Les artisans de Diaconia 2013 veulent aussi reconnaître dans des propositions solidaires ayant essaimé cette dernière décennie un ADN Diaconia 2013 : les différentes formes de colocations partagées, comme celles de Lazare, qui font cohabiter des jeunes actifs et des personnes issues de la rue, ou encore les maisons de Simon de Cyrène et l’hébergement solidaire en hiver, qui se développent dans de nombreux diocèses non pour mettre à l’abri seulement mais pour créer des rencontres.
« Diaconia s’était aussi inscrit dans un contexte où la société civile et les pouvoirs publics commençaient à vouloir mettre la parole des plus précaires au cœur de leur dispositif de décision », souligne Daniel Maciel qui a vu cette tendance exploser en 30 ans d’engagement professionnel dans ce domaine. « Partout on prend conscience qu’il faut les inclure au niveau de la réflexion et de l’élaboration des projets pour que ceux-ci réussissent. Et ce chemin amène non pas seulement à parler des problèmes mais à vivre une vraie fraternité pour trouver des solutions. »
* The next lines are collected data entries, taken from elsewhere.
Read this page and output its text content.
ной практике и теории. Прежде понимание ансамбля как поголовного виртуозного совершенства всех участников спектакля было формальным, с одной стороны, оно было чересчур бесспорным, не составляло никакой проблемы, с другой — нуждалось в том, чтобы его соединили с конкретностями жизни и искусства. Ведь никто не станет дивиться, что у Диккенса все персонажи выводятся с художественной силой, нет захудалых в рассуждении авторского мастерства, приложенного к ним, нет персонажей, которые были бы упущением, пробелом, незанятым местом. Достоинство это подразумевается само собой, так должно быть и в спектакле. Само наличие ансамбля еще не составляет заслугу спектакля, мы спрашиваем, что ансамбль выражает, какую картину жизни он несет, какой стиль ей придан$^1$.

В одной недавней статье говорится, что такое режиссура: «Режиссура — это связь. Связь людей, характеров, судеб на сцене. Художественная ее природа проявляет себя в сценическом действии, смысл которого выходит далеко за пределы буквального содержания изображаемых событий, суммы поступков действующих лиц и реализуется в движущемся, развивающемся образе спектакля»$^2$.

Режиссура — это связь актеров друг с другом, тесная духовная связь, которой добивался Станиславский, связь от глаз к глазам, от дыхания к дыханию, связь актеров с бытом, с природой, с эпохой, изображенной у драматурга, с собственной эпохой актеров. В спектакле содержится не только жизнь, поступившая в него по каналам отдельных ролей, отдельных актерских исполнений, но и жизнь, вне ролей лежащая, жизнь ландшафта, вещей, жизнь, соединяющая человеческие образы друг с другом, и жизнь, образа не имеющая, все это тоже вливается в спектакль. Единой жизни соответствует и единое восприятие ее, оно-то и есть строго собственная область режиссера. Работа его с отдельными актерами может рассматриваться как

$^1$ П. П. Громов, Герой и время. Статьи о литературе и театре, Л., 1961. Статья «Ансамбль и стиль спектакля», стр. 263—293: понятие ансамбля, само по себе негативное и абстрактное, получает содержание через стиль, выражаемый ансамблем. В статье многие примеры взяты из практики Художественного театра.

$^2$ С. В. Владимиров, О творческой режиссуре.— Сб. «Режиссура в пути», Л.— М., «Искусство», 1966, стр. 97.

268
Le plus grand défenseur de l’esprit de Diaconia 2013, aux yeux de Gilles Rebêche, c’est le pape François ! Il a été élu quelques semaines avant la rencontre, et les inscriptions avaient bondi à ce moment-là. « Il a enchaîné les textes insistant sur cette “clameur des pauvres”, soulignant que “tout est lié” ! » Le rassemblement Fratello à Rome en 2016 a conduit de nombreux groupes venus à Diaconia trois ans plus tôt à faire le chemin jusqu’à la ville sainte. « Et puis, c’est un joli clin d’œil, qu’il vienne à Marseille, là où la diaconie est bien implantée, pour cet anniversaire ! », ajoute le diacre qui espère bien que certains groupes pourront le rencontrer.
C’est à Lourdes, cet été, que la « famille Diaconia 2013 » célébrera les dix ans de ce rassemblement qui a converti bien au-delà de ceux qui étaient venus. Le festival Célébrons la fraternité est prévu du 6 au 11 août, autour de la fête de saint Laurent. Au programme, des sacrements et des chants, de la joie et du partage : on ne change pas une recette qui marche.